Natural Gas and Renewables Make Up Most of 2018 Electric Capacity Additions
EIA expects nearly 32 gigawatts (GW) of new electric generating capacity will come online in the United States in 2018, more than in any year over the past decade. Although renewables such as wind and solar accounted for 98% of the 2 GW added so far this year (based on data for January and February), EIA expects about 21 GW of natural gas-fired generators will come online in 2018. If these generators come online based on their reported timelines, 2018 will be the first year since 2013 in which renewables did not make up a majority of added capacity.
In 2017, renewables accounted for 55% of the 21 GW of U.S. capacity additions, the fourth consecutive year in which renewables made up more than half. As of February 2018, renewables accounted for 22% of total currently operating U.S. electricity generating capacity. Generators’ planned online dates for the remainder of 2018 are based on data reported to EIA in the Preliminary Monthly Electric Generator Inventory.

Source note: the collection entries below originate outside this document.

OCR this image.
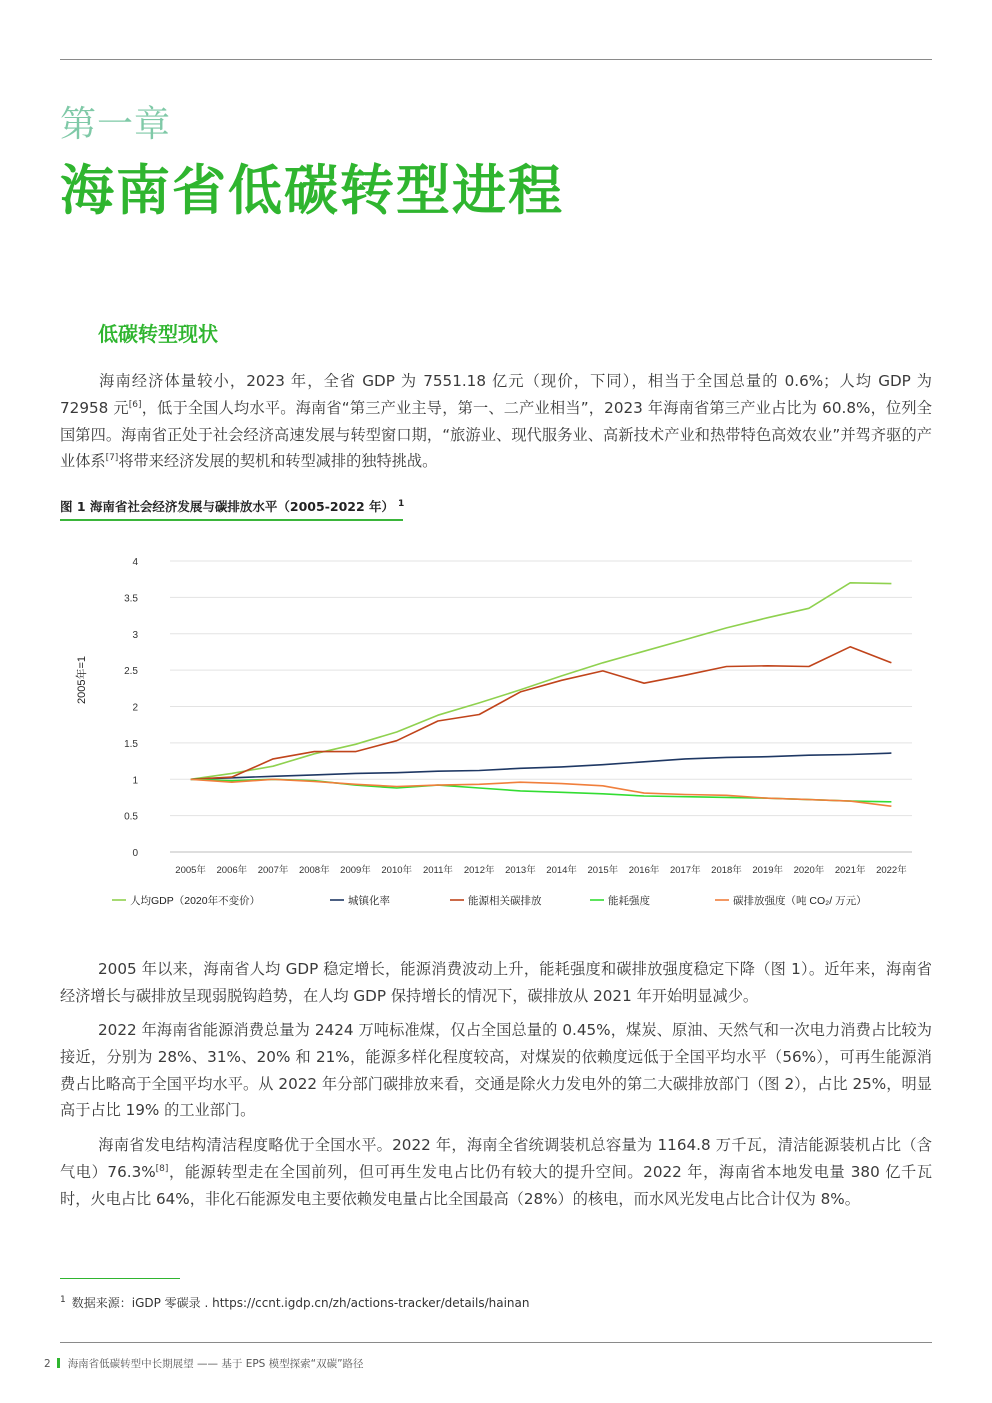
第一章
海南省低碳转型进程
低碳转型现状
海南经济体量较小，2023 年，全省 GDP 为 7551.18 亿元（现价，下同），相当于全国总量的 0.6%；人均 GDP 为 72958 元[6]，低于全国人均水平。海南省“第三产业主导，第一、二产业相当”，2023 年海南省第三产业占比为 60.8%，位列全国第四。海南省正处于社会经济高速发展与转型窗口期，“旅游业、现代服务业、高新技术产业和热带特色高效农业”并驾齐驱的产业体系[7]将带来经济发展的契机和转型减排的独特挑战。
图 1 海南省社会经济发展与碳排放水平（2005-2022 年） $^1$
0
0.5
1
1.5
2
2.5
3
3.5
4
2005年 2006年 2007年 2008年 2009年 2010年 2011年 2012年 2013年 2014年 2015年 2016年 2017年 2018年 2019年 2020年 2021年 2022年
人均GDP（2020年不变价）	城镇化率	能源相关碳排放	能耗强度	碳排放强度（吨 CO₂/ 万元）
2005年=1
2005 年以来，海南省人均 GDP 稳定增长，能源消费波动上升，能耗强度和碳排放强度稳定下降（图 1）。近年来，海南省经济增长与碳排放呈现弱脱钩趋势，在人均 GDP 保持增长的情况下，碳排放从 2021 年开始明显减少。
2022 年海南省能源消费总量为 2424 万吨标准煤，仅占全国总量的 0.45%，煤炭、原油、天然气和一次电力消费占比较为接近，分别为 28%、31%、20% 和 21%，能源多样化程度较高，对煤炭的依赖度远低于全国平均水平（56%），可再生能源消费占比略高于全国平均水平。从 2022 年分部门碳排放来看，交通是除火力发电外的第二大碳排放部门（图 2），占比 25%，明显高于占比 19% 的工业部门。
海南省发电结构清洁程度略优于全国水平。2022 年，海南全省统调装机总容量为 1164.8 万千瓦，清洁能源装机占比（含气电）76.3%[8]，能源转型走在全国前列，但可再生发电占比仍有较大的提升空间。2022 年，海南省本地发电量 380 亿千瓦时，火电占比 64%，非化石能源发电主要依赖发电量占比全国最高（28%）的核电，而水风光发电占比合计仅为 8%。
$^1$ 数据来源：iGDP 零碳录 . https://ccnt.igdp.cn/zh/actions-tracker/details/hainan
2 海南省低碳转型中长期展望 —— 基于 EPS 模型探索“双碳”路径
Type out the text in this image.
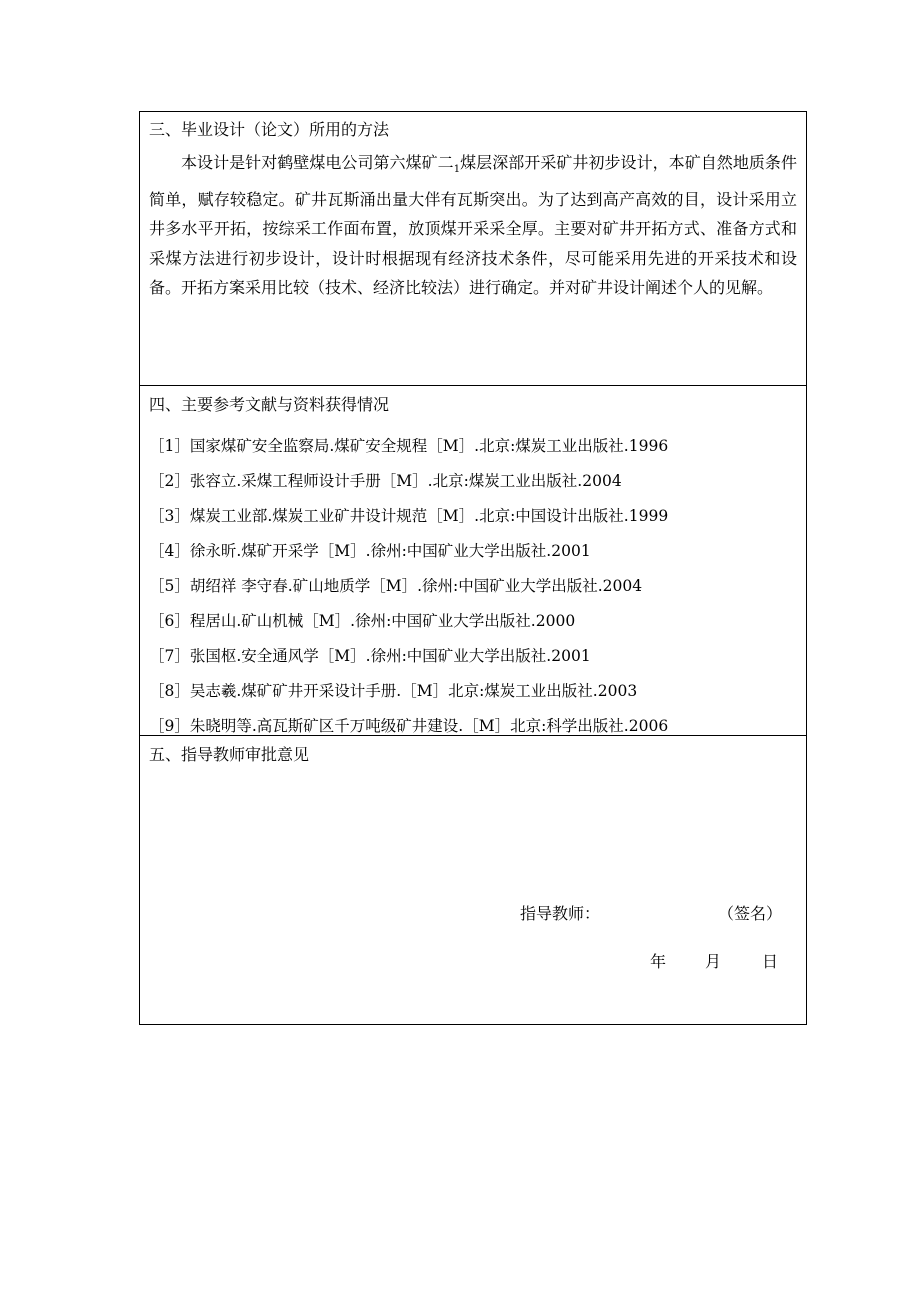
三、毕业设计（论文）所用的方法

本设计是针对鹤壁煤电公司第六煤矿二$_1$煤层深部开采矿井初步设计，本矿自然地质条件简单，赋存较稳定。矿井瓦斯涌出量大伴有瓦斯突出。为了达到高产高效的目，设计采用立井多水平开拓，按综采工作面布置，放顶煤开采采全厚。主要对矿井开拓方式、准备方式和采煤方法进行初步设计，设计时根据现有经济技术条件，尽可能采用先进的开采技术和设备。开拓方案采用比较（技术、经济比较法）进行确定。并对矿井设计阐述个人的见解。

四、主要参考文献与资料获得情况
［1］国家煤矿安全监察局.煤矿安全规程［M］.北京:煤炭工业出版社.1996
［2］张容立.采煤工程师设计手册［M］.北京:煤炭工业出版社.2004
［3］煤炭工业部.煤炭工业矿井设计规范［M］.北京:中国设计出版社.1999
［4］徐永昕.煤矿开采学［M］.徐州:中国矿业大学出版社.2001
［5］胡绍祥 李守春.矿山地质学［M］.徐州:中国矿业大学出版社.2004
［6］程居山.矿山机械［M］.徐州:中国矿业大学出版社.2000
［7］张国枢.安全通风学［M］.徐州:中国矿业大学出版社.2001
［8］吴志羲.煤矿矿井开采设计手册.［M］北京:煤炭工业出版社.2003
［9］朱晓明等.高瓦斯矿区千万吨级矿井建设.［M］北京:科学出版社.2006
五、指导教师审批意见
指导教师：	（签名）
年 月	日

The newly added generating capacity in January and February 2018 included 2,029 megawatts (MW) of renewables, 27 MW of fossil fueled generators, and 28 MW of other technologies, mostly consisting of energy storage batteries. In February 2018, for the first time in decades, all of the new generating capacity coming online within a month were non-fossil-fueled. Of the 475 MW of capacity that came online in February, 81% was wind, 16% was solar photovoltaic, and the remaining 3% was hydro and biomass.

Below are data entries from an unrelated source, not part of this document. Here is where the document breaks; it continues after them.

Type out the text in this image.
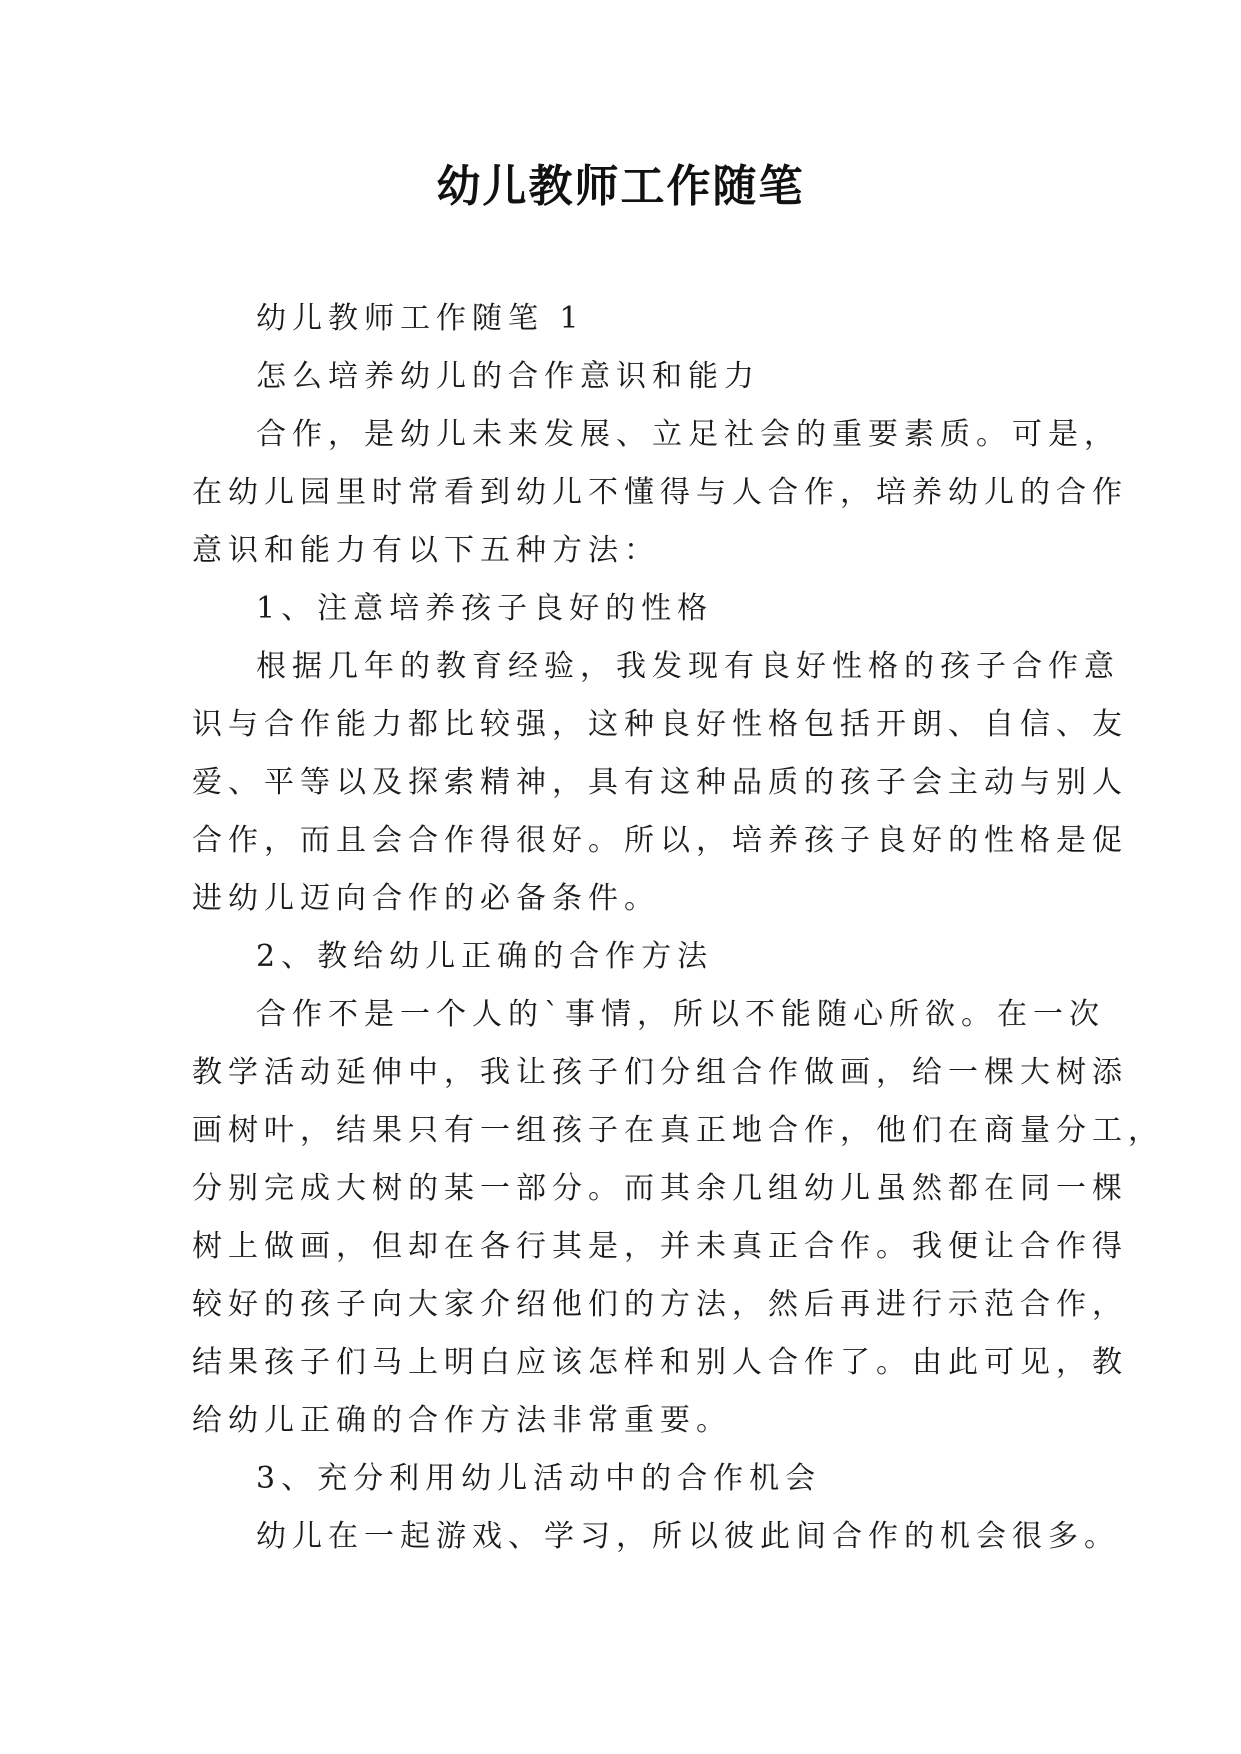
幼儿教师工作随笔
幼儿教师工作随笔 1
怎么培养幼儿的合作意识和能力
合作，是幼儿未来发展、立足社会的重要素质。可是，
在幼儿园里时常看到幼儿不懂得与人合作，培养幼儿的合作
意识和能力有以下五种方法：
1、注意培养孩子良好的性格
根据几年的教育经验，我发现有良好性格的孩子合作意
识与合作能力都比较强，这种良好性格包括开朗、自信、友
爱、平等以及探索精神，具有这种品质的孩子会主动与别人
合作，而且会合作得很好。所以，培养孩子良好的性格是促
进幼儿迈向合作的必备条件。
2、教给幼儿正确的合作方法
合作不是一个人的`事情，所以不能随心所欲。在一次
教学活动延伸中，我让孩子们分组合作做画，给一棵大树添
画树叶，结果只有一组孩子在真正地合作，他们在商量分工，
分别完成大树的某一部分。而其余几组幼儿虽然都在同一棵
树上做画，但却在各行其是，并未真正合作。我便让合作得
较好的孩子向大家介绍他们的方法，然后再进行示范合作，
结果孩子们马上明白应该怎样和别人合作了。由此可见，教
给幼儿正确的合作方法非常重要。
3、充分利用幼儿活动中的合作机会
幼儿在一起游戏、学习，所以彼此间合作的机会很多。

Natural gas. About half of the 21 GW of natural gas-fired generation capacity EIA expects to come online by the end of 2018 are combined-cycle units to be added to the PJM Regional Transmission Organization, which spans parts of several Mid-Atlantic and Midwestern states. In the PJM region, Pennsylvania plans to add 5.2 GW; Maryland will add 1.9 GW, and Virginia will add 1.9 GW. Most of the new capacity is being added on the eastern side of the PJM region along the Transcontinental, the Dominion Transmission, and the Texas Eastern Transmission pipelines.

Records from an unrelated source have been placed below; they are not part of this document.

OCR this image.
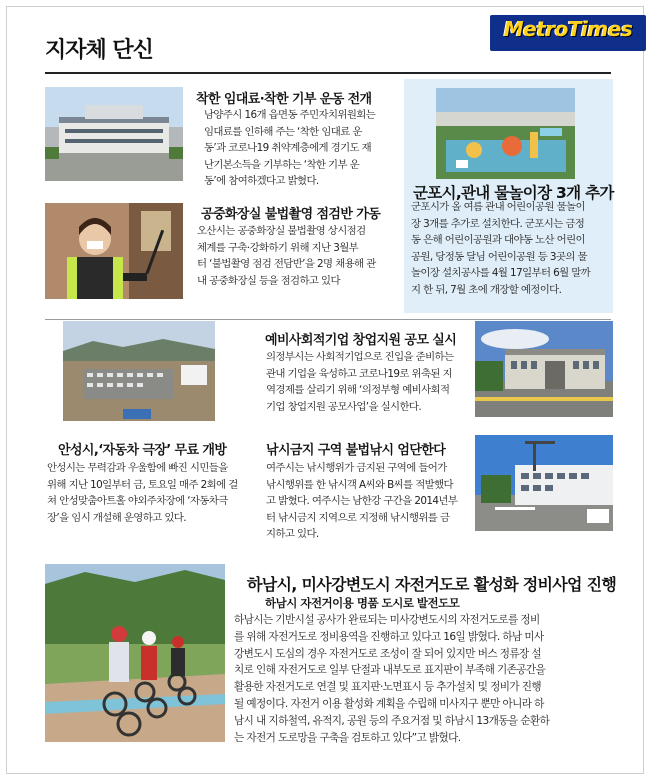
지자체 단신
MetroTimes
착한 임대료·착한 기부 운동 전개
남양주시 16개 읍면동 주민자치위원회는
임대료를 인하해 주는 ‘착한 임대료 운
동’과 코로나19 취약계층에게 경기도 재
난기본소득을 기부하는 ‘착한 기부 운
동’에 참여하겠다고 밝혔다.
공중화장실 불법촬영 점검반 가동
오산시는 공중화장실 불법촬영 상시점검
체계를 구축·강화하기 위해 지난 3월부
터 ‘불법촬영 점검 전담반’을 2명 채용해 관
내 공중화장실 등을 점검하고 있다
군포시,관내 물놀이장 3개 추가
군포시가 올 여름 관내 어린이공원 물놀이
장 3개를 추가로 설치한다. 군포시는 금정
동 은해 어린이공원과 대야동 노산 어린이
공원, 당정동 달님 어린이공원 등 3곳의 물
놀이장 설치공사를 4월 17일부터 6월 말까
지 한 뒤, 7월 초에 개장할 예정이다.
예비사회적기업 창업지원 공모 실시
의정부시는 사회적기업으로 진입을 준비하는
관내 기업을 육성하고 코로나19로 위축된 지
역경제를 살리기 위해 ‘의정부형 예비사회적
기업 창업지원 공모사업’을 실시한다.
안성시,‘자동차 극장’ 무료 개방
안성시는 무력감과 우울함에 빠진 시민들을
위해 지난 10일부터 금, 토요일 매주 2회에 걸
쳐 안성맞춤아트홀 야외주차장에 ‘자동차극
장’을 임시 개설해 운영하고 있다.
낚시금지 구역 불법낚시 엄단한다
여주시는 낚시행위가 금지된 구역에 들어가
낚시행위를 한 낚시객 A씨와 B씨를 적발했다
고 밝혔다. 여주시는 남한강 구간을 2014년부
터 낚시금지 지역으로 지정해 낚시행위를 금
지하고 있다.
하남시, 미사강변도시 자전거도로 활성화 정비사업 진행
하남시 자전거이용 명품 도시로 발전도모
하남시는 기반시설 공사가 완료되는 미사강변도시의 자전거도로를 정비
를 위해 자전거도로 정비용역을 진행하고 있다고 16일 밝혔다. 하남 미사
강변도시 도심의 경우 자전거도로 조성이 잘 되어 있지만 버스 정류장 설
치로 인해 자전거도로 일부 단절과 내부도로 표지판이 부족해 기존공간을
활용한 자전거도로 연결 및 표지판·노면표시 등 추가설치 및 정비가 진행
될 예정이다. 자전거 이용 활성화 계획을 수립해 미사지구 뿐만 아니라 하
남시 내 지하철역, 유적지, 공원 등의 주요거점 및 하남시 13개동을 순환하
는 자전거 도로망을 구축을 검토하고 있다”고 밝혔다.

Wind. Most of the 1,196 MW of new wind capacity that came online in January and February 2018 was added in states that already have significant wind capacity such as Texas, Oklahoma, and Iowa. In Texas, two utility-scale batteries totaling 20 MW were colocated at wind facilities. EIA expects five gigawatts of capacity to come online by the end of 2018. Of those 5 GW, 2 GW are in Texas, the state with the most wind capacity currently.
Solar. About 90% of Florida’s solar capacity has come online since 2016. In January 2018, Florida Power & Light (FPL) completed four solar photovoltaic projects totaling 300 MW. FPL plans for another four projects totaling 300 MW to have come online by March 2018. Upon completion, these eight projects will account for 54% of Florida’s utility-scale solar capacity. By the end of 2018, 4 GW of solar PV are expected to come online in the United States. More than half of the 2018 solar PV additions will be added in California, North Carolina, and Texas.